Any attempt to engage with the artefacts or the stories behind them constantly pays second service to another attempt to shock. The whole effect being that there is no real interest to be found, but that equally it is one of the furthest things from erotic I've ever come across. The closest comparison I can think of is to my impression of a Victorian sideshow, a cheap laugh and thrill for all the ladies and gentlemen. And this is perhaps exactly all it is trying to be.


The Responsibility of  a Platform

I don't believe however, that this is a total defence against criticism of it as a museum, especially when it uses the word in its title. Even within Amsterdam itself there are other museums that use the same draw of sex and drugs to bring people in but still provide a compelling story. 


The Red Light Secrets: Museum of Prostitution for example, whilst due plenty of criticism itself, pulls in a tourist to the other side of the red curtain with promises of tales of kink and depravity (which it does deliver on) but it also uses its platform to talk about the abuse many of the sex workers face, the constant government pressures on the industry and much else besides.

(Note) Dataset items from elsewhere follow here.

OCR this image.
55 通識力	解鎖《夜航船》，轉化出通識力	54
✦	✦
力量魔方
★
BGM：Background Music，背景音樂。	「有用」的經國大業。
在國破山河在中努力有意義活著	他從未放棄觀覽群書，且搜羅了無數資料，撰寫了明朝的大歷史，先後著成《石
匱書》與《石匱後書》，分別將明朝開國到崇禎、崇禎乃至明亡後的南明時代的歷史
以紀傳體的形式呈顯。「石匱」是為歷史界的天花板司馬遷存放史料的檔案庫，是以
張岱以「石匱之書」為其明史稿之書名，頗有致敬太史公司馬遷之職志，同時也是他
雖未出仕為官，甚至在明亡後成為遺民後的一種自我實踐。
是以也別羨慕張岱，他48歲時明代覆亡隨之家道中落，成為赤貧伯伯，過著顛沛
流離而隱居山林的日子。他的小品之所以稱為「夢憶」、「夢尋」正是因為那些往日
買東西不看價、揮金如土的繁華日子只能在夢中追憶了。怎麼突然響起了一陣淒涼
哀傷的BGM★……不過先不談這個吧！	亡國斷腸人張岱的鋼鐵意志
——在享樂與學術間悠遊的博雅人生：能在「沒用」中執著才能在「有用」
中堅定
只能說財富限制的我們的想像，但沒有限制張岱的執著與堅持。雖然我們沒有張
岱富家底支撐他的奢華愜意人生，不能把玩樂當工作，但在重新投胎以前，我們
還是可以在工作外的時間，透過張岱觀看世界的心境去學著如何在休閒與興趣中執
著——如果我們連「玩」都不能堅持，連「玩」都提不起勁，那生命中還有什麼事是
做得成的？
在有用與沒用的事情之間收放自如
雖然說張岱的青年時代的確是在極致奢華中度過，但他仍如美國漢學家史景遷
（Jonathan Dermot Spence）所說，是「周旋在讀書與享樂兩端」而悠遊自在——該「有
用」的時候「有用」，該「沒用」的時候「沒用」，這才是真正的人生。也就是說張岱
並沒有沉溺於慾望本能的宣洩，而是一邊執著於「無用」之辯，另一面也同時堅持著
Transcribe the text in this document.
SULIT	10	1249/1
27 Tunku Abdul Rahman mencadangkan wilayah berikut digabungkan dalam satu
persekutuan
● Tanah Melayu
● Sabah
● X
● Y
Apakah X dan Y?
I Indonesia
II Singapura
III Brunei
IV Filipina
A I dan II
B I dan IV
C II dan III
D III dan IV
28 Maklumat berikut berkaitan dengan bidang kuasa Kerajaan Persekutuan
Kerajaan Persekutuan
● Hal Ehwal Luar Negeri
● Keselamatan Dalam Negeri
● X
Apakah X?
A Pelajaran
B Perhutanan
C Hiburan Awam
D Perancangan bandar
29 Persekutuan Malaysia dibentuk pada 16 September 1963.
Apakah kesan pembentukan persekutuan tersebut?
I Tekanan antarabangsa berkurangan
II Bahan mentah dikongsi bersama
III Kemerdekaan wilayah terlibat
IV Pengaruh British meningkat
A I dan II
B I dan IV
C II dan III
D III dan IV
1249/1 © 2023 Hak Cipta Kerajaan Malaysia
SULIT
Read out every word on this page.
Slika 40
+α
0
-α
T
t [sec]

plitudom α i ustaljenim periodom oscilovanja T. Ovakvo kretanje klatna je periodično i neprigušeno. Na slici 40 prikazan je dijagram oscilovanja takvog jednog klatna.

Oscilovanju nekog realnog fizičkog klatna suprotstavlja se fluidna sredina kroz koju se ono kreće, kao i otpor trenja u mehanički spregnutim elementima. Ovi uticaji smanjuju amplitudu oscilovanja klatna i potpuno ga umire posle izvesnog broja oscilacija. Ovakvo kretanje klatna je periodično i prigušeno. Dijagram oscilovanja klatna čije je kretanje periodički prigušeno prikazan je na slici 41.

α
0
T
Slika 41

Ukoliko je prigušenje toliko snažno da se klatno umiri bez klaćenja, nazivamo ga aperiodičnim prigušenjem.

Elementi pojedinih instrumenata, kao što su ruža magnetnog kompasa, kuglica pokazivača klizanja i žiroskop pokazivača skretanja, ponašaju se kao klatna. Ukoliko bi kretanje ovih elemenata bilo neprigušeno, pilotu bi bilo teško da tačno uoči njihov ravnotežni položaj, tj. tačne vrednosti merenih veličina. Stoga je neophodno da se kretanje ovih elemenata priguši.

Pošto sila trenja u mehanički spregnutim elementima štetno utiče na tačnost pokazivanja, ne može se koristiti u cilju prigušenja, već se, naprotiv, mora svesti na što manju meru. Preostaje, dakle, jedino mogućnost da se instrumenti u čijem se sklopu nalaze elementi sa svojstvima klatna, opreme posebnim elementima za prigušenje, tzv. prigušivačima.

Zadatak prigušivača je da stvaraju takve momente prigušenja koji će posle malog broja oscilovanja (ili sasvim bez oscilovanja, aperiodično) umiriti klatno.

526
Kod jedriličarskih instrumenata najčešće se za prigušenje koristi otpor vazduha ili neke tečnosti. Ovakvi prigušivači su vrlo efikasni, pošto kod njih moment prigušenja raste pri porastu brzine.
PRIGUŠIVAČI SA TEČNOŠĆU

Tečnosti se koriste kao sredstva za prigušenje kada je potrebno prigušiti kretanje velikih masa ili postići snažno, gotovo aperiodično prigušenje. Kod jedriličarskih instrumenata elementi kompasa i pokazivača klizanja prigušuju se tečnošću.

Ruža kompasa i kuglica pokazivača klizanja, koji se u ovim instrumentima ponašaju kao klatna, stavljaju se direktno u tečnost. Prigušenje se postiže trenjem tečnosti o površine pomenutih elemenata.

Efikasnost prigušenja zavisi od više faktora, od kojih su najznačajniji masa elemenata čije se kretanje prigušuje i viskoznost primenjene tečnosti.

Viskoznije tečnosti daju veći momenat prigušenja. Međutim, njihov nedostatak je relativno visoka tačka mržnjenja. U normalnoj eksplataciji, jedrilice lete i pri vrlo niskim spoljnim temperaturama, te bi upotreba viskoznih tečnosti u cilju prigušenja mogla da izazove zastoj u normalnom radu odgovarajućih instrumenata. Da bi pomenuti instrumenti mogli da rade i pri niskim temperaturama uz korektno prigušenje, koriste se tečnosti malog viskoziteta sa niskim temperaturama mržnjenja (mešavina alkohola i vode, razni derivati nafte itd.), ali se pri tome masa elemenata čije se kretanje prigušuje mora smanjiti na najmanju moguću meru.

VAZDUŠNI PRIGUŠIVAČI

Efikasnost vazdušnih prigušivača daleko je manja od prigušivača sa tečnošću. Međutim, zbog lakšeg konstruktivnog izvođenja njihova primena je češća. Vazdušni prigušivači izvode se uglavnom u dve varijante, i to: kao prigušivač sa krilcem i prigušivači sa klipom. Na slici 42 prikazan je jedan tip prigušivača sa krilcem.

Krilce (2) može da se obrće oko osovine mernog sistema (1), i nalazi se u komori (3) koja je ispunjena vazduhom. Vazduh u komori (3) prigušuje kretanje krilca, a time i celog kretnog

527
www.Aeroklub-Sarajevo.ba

It is for this reason that the Sex Museum is the worst in Amsterdam. It has a platform and an audience (it was probably the most crowded place I visited) but it does nothing with it.


Lessons Learned from Amsterdam

I don’t want to fully commit to trying to include a lesson in comparing the best of the worst of any given place I visit, but much as in Berlin there is a direct comparison to be made. Here Micropia offers a generally less interesting topic well and the Sex Museum Amsterdam an interesting topic poorly.

This I think then demonstrates another one of my foundational principles for museums. There is no topic that could not make its own museum, but nor is there any topic that can wholly carry a museum. There are some topics which are of course easier to work with and more immediately gripping. But with the right stories and an intelligent team of designers anything can be made into a great experience.